Dialogue is clear and free of distortion or pops. Directionality is pretty minimal, but the mix features some immersive effects work, surrounding the listener with a gentle symphony of crickets and chirping birds. The enveloping sounds of nature add a lot to the mood, and the track does a great job of creating a rich, but not terribly varied soundscape. Dynamic range is pretty flatlined, and bass activity is minimal. Balance within the mix is done well, and the jungle effects never overpower the characters' speech.
This isn't exactly a lively audio track, but the presentation suits the film and adds an artistic layer to the proceedings. It would have been nice if the mix was lossless, and hardcoded subtitles can be a bit of an annoyance to some, but this is still a solid track.
Strand Releasing has included a solid collection of supplements, including a related short film, an interview with the director, and deleted scenes. All of the special features are presented in 1080p with Thai Dolby Digital 2.0 audio and hardcoded English subtitles, unless noted otherwise.
- A Letter To Uncle Boonmee (HD, 18 min) - Released on the film festival circuit in 2009 and 2010, this short film is part of the director's larger art project, 'Primitive,' and serves as an extremely loose thematic basis for the movie. Very experimental in structure, the short uses repetition, personal voice over, and a constant, slowly hovering camera to form a meditative rumination on a place and culture. I remember standing in front of an audience to do a Q&A after this piece, my film, and six other challenging, patience testing experimental shorts screened, and the crowd looked like they might develop post-traumatic stress disorder from the whole ordeal. When the only person asking any questions is the film festival photographer, you know there was a disconnect somewhere. Needless to say, pieces like this certainly aren't for everybody, but those that are open to different forms of expression, will definitely find a very worthy and interesting short film.

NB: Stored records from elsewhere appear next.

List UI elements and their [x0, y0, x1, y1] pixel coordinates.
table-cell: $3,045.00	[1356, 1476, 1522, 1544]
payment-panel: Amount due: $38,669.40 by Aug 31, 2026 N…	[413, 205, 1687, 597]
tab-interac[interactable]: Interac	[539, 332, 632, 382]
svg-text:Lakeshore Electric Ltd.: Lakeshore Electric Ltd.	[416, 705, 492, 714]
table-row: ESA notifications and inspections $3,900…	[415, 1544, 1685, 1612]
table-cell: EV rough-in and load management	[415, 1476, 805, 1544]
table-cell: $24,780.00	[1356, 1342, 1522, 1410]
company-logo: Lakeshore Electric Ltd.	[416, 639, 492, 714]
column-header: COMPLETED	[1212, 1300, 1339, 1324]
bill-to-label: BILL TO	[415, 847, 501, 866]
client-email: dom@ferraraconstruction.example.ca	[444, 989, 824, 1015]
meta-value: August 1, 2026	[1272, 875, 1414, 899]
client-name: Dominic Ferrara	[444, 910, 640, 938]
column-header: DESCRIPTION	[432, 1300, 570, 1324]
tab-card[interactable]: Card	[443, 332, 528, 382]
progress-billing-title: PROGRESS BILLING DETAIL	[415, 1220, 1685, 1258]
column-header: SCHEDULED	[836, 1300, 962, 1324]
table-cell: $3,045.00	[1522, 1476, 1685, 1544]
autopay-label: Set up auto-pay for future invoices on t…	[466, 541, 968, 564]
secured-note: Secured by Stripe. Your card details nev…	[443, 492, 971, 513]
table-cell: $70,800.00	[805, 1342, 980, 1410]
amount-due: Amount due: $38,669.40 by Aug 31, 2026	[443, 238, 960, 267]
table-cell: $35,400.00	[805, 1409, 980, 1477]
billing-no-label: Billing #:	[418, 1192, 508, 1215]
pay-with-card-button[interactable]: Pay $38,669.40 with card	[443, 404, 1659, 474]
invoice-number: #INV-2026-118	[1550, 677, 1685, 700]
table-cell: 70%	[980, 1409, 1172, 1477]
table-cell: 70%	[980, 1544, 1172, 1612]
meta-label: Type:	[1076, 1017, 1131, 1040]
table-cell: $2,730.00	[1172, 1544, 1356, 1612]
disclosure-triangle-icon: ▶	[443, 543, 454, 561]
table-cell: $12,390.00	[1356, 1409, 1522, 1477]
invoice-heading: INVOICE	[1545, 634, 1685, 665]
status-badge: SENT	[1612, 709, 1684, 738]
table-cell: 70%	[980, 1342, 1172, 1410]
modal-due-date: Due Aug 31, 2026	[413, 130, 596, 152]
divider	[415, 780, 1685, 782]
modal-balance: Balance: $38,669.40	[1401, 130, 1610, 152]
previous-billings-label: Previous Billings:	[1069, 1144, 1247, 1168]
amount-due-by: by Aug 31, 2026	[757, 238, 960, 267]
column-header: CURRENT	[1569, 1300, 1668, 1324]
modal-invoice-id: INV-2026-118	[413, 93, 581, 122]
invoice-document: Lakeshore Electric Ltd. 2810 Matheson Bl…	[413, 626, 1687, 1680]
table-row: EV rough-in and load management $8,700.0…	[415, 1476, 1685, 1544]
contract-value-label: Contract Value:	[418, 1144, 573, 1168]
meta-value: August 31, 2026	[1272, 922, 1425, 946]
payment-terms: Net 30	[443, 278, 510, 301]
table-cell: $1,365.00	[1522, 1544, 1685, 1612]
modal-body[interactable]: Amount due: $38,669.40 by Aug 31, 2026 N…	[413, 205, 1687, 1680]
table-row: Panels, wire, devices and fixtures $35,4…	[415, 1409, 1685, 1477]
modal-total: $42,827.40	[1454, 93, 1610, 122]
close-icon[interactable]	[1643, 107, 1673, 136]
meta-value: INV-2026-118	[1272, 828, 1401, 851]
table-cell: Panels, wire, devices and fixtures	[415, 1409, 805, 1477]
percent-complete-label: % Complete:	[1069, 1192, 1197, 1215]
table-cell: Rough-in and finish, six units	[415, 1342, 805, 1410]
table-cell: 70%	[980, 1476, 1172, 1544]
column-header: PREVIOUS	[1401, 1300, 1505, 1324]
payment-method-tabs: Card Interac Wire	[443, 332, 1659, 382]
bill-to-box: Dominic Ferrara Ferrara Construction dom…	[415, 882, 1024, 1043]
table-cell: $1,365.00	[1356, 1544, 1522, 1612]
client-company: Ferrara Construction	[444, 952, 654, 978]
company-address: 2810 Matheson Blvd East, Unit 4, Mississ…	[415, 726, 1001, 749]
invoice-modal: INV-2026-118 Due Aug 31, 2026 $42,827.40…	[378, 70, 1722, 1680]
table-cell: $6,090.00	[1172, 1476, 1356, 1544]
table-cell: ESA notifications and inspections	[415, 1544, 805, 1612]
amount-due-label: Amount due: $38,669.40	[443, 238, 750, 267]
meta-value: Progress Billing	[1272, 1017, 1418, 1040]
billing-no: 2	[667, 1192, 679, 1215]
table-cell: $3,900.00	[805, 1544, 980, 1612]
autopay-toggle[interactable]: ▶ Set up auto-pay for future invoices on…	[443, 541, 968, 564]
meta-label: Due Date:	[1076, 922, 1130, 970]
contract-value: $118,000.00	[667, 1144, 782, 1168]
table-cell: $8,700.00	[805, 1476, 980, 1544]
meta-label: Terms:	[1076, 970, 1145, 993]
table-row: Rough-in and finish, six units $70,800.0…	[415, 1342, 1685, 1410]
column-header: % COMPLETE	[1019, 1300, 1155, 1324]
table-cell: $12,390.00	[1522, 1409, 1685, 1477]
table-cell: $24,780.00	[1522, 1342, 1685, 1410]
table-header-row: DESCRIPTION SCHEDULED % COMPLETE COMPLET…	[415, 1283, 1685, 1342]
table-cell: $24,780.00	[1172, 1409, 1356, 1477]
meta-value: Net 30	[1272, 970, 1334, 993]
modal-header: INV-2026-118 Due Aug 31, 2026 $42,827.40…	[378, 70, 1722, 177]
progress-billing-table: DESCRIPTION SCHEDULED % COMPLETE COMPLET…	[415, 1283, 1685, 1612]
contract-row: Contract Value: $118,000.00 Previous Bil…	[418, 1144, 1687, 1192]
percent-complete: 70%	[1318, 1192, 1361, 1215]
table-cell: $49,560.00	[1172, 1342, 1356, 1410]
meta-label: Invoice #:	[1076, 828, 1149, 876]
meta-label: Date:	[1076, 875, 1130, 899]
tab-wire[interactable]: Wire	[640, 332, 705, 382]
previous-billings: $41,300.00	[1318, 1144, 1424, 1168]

- Interview With Apichatpong Weerasethakul (HD, 17 min) - Presented in English, this is an in depth interview with the director. Weerasethakul discusses the film's elusive themes, the beliefs which inspired the narrative, and sheds some light on some of the more ambiguous sequences. He also talks about the various cinematic styles used and his desire to periodically remind the audience that what they are watching is inherently artificial in nature. This is a pretty interesting interview, and the filmmaker's views on the medium and experimental cinema in general, are definitely worth hearing.
- Deleted Scenes (HD, 24 min) - Seven deleted scenes are presented together, with separate chapter stops. Though there's nothing too interesting here, an additional dinner conversation scene, and a very David Lynch like tracking sequence through a cave, featuring strobe lighting and ominous ambient sound, are certainly worth a look.

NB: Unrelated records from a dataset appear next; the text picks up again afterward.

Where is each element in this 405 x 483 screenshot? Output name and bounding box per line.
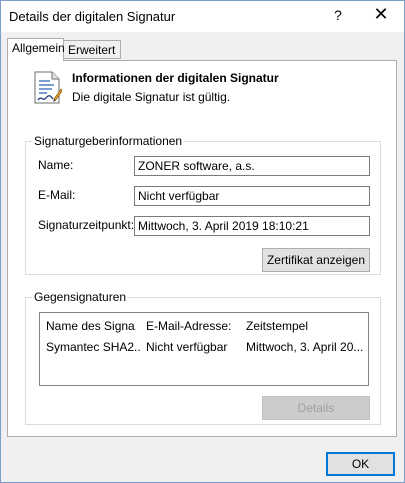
tab-allgemein[interactable]: Allgemein xyxy=(7,38,65,61)
list-item-name: Symantec SHA2... xyxy=(46,340,140,354)
list-item-email: Nicht verfügbar xyxy=(146,340,228,354)
signer-email-field[interactable]: Nicht verfügbar xyxy=(134,186,370,206)
name-label: Name: xyxy=(38,158,74,172)
signature-info-heading: Informationen der digitalen Signatur xyxy=(72,71,279,85)
countersignatures-group: Gegensignaturen Name des Signa... E-Mail… xyxy=(25,290,381,425)
column-header-email[interactable]: E-Mail-Adresse: xyxy=(146,319,241,333)
tab-panel-general: Informationen der digitalen Signatur Die… xyxy=(7,60,397,437)
close-button[interactable]: ✕ xyxy=(369,4,393,25)
signing-time-field[interactable]: Mittwoch, 3. April 2019 18:10:21 xyxy=(134,216,370,236)
signer-name-field[interactable]: ZONER software, a.s. xyxy=(134,156,370,176)
signature-details-dialog: Details der digitalen Signatur ? ✕ Allge… xyxy=(0,0,405,483)
column-header-name[interactable]: Name des Signa... xyxy=(46,319,136,333)
help-button[interactable]: ? xyxy=(328,7,348,23)
signature-status-text: Die digitale Signatur ist gültig. xyxy=(72,90,231,104)
signer-info-group: Signaturgeberinformationen Name: ZONER s… xyxy=(25,134,381,275)
signing-time-label: Signaturzeitpunkt: xyxy=(38,218,135,232)
title-bar: Details der digitalen Signatur ? ✕ xyxy=(1,1,404,32)
signer-group-title: Signaturgeberinformationen xyxy=(32,134,185,148)
email-label: E-Mail: xyxy=(38,188,76,202)
view-certificate-button[interactable]: Zertifikat anzeigen xyxy=(262,248,370,272)
details-button[interactable]: Details xyxy=(262,396,370,420)
ok-button[interactable]: OK xyxy=(326,452,395,476)
column-header-timestamp[interactable]: Zeitstempel xyxy=(246,319,366,333)
list-item-timestamp: Mittwoch, 3. April 20... xyxy=(246,340,364,354)
countersignatures-list[interactable]: Name des Signa... E-Mail-Adresse: Zeitst… xyxy=(39,312,369,386)
tab-erweitert[interactable]: Erweitert xyxy=(63,40,121,59)
signed-document-icon xyxy=(34,71,62,104)
window-title: Details der digitalen Signatur xyxy=(9,9,176,24)
countersignatures-group-title: Gegensignaturen xyxy=(32,290,129,304)
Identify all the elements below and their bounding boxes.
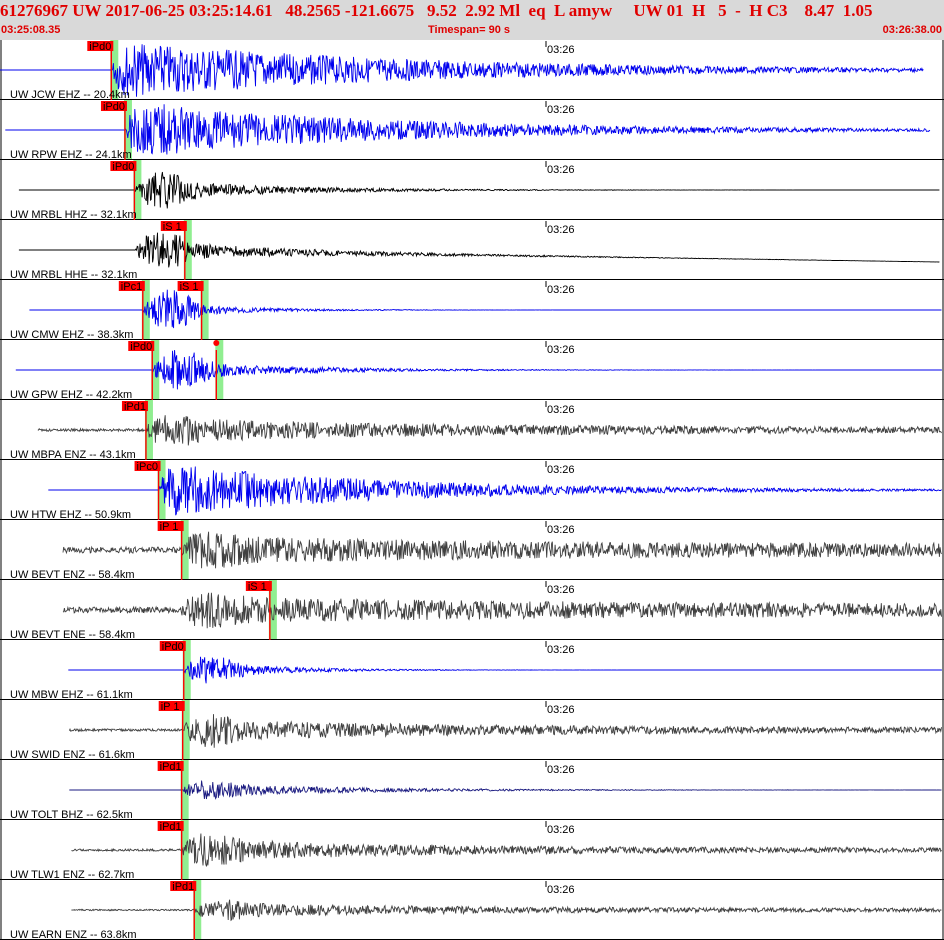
- pick-label: iPc1: [121, 281, 142, 293]
- pick-label: iS 1: [180, 281, 199, 293]
- waveform: [62, 592, 942, 629]
- pick-label: iPc0: [137, 461, 158, 473]
- waveform: [5, 104, 931, 155]
- pick-label: iS 1: [248, 581, 267, 593]
- pick-label: iPd1: [124, 401, 146, 413]
- waveform: [69, 780, 942, 800]
- minute-tick-label: 03:26: [547, 164, 575, 176]
- pick-label: iPd0: [130, 341, 152, 353]
- waveform: [18, 171, 940, 209]
- station-label: UW CMW EHZ -- 38.3km: [10, 329, 133, 341]
- pick-label: iPd0: [112, 161, 134, 173]
- station-label: UW SWID ENZ -- 61.6km: [10, 749, 135, 761]
- minute-tick-label: 03:26: [547, 104, 575, 116]
- pick-label: iPd0: [162, 641, 184, 653]
- station-label: UW HTW EHZ -- 50.9km: [10, 509, 131, 521]
- waveform: [37, 415, 942, 446]
- pick-label: iS 1: [163, 221, 182, 233]
- waveform: [68, 656, 942, 684]
- pick-label: iPd0: [103, 101, 125, 113]
- minute-tick-label: 03:26: [547, 464, 575, 476]
- station-label: UW TOLT BHZ -- 62.5km: [10, 809, 133, 821]
- waveform: [68, 714, 942, 748]
- pick-label: iPd1: [160, 821, 182, 833]
- station-label: UW MRBL HHZ -- 32.1km: [10, 209, 137, 221]
- minute-tick-label: 03:26: [547, 284, 575, 296]
- seismogram-plot: 03:26iPd0UW JCW EHZ -- 20.4km03:26iPd0UW…: [0, 40, 944, 940]
- pick-label: iP 1: [161, 701, 180, 713]
- pick-label: iPd1: [160, 761, 182, 773]
- pick-label: iP 1: [160, 521, 179, 533]
- minute-tick-label: 03:26: [547, 764, 575, 776]
- station-label: UW EARN ENZ -- 63.8km: [10, 929, 137, 940]
- station-label: UW MRBL HHE -- 32.1km: [10, 269, 137, 281]
- station-label: UW RPW EHZ -- 24.1km: [10, 149, 132, 161]
- waveform: [71, 833, 942, 867]
- waveform: [62, 531, 942, 569]
- end-time: 03:26:38.00: [882, 24, 942, 36]
- pick-label: iPd0: [89, 41, 111, 53]
- minute-tick-label: 03:26: [547, 524, 575, 536]
- header-bar: 61276967 UW 2017-06-25 03:25:14.61 48.25…: [0, 0, 944, 40]
- minute-tick-label: 03:26: [547, 344, 575, 356]
- event-title: 61276967 UW 2017-06-25 03:25:14.61 48.25…: [0, 1, 873, 20]
- minute-tick-label: 03:26: [547, 884, 575, 896]
- pick-marker: [213, 340, 220, 346]
- waveform: [29, 289, 942, 329]
- station-label: UW BEVT ENE -- 58.4km: [10, 629, 135, 641]
- pick-label: iPd1: [172, 881, 194, 893]
- station-label: UW BEVT ENZ -- 58.4km: [10, 569, 134, 581]
- station-label: UW JCW EHZ -- 20.4km: [10, 89, 130, 101]
- station-label: UW MBPA ENZ -- 43.1km: [10, 449, 136, 461]
- waveform: [48, 466, 942, 516]
- timespan-label: Timespan= 90 s: [428, 24, 511, 36]
- waveform: [18, 232, 940, 268]
- start-time: 03:25:08.35: [1, 24, 61, 36]
- station-label: UW MBW EHZ -- 61.1km: [10, 689, 133, 701]
- waveform: [71, 899, 942, 922]
- station-label: UW TLW1 ENZ -- 62.7km: [10, 869, 134, 881]
- station-label: UW GPW EHZ -- 42.2km: [10, 389, 132, 401]
- minute-tick-label: 03:26: [547, 704, 575, 716]
- minute-tick-label: 03:26: [547, 404, 575, 416]
- minute-tick-label: 03:26: [547, 44, 575, 56]
- waveform: [0, 44, 924, 97]
- minute-tick-label: 03:26: [547, 644, 575, 656]
- minute-tick-label: 03:26: [547, 584, 575, 596]
- minute-tick-label: 03:26: [547, 824, 575, 836]
- minute-tick-label: 03:26: [547, 224, 575, 236]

- Original Theatrical Trailer - The movie's trailer is included.
- Other Weerasethakul Trailers - Trailers for the director's other films, 'Tropical Malady,' 'Syndromes and a Century,' and 'Blissfully Yours,' are included.
- Other Strand Releasing Trailers - Four more trailers for other Strand Releasing titles are included.
'Uncle Boonmee Who Can Recall His Past Lives' is not without faults, but its unique, and often stirring, dreamy images create an experience that is certainly worthwhile. The video quality is bogged down a bit by some technical issues, and while not lossless, the audio is solid. Supplements include some interesting material, making this a decent, but not great disc. Fans of the avant-garde will definitely want to check this out, though others should proceed with caution.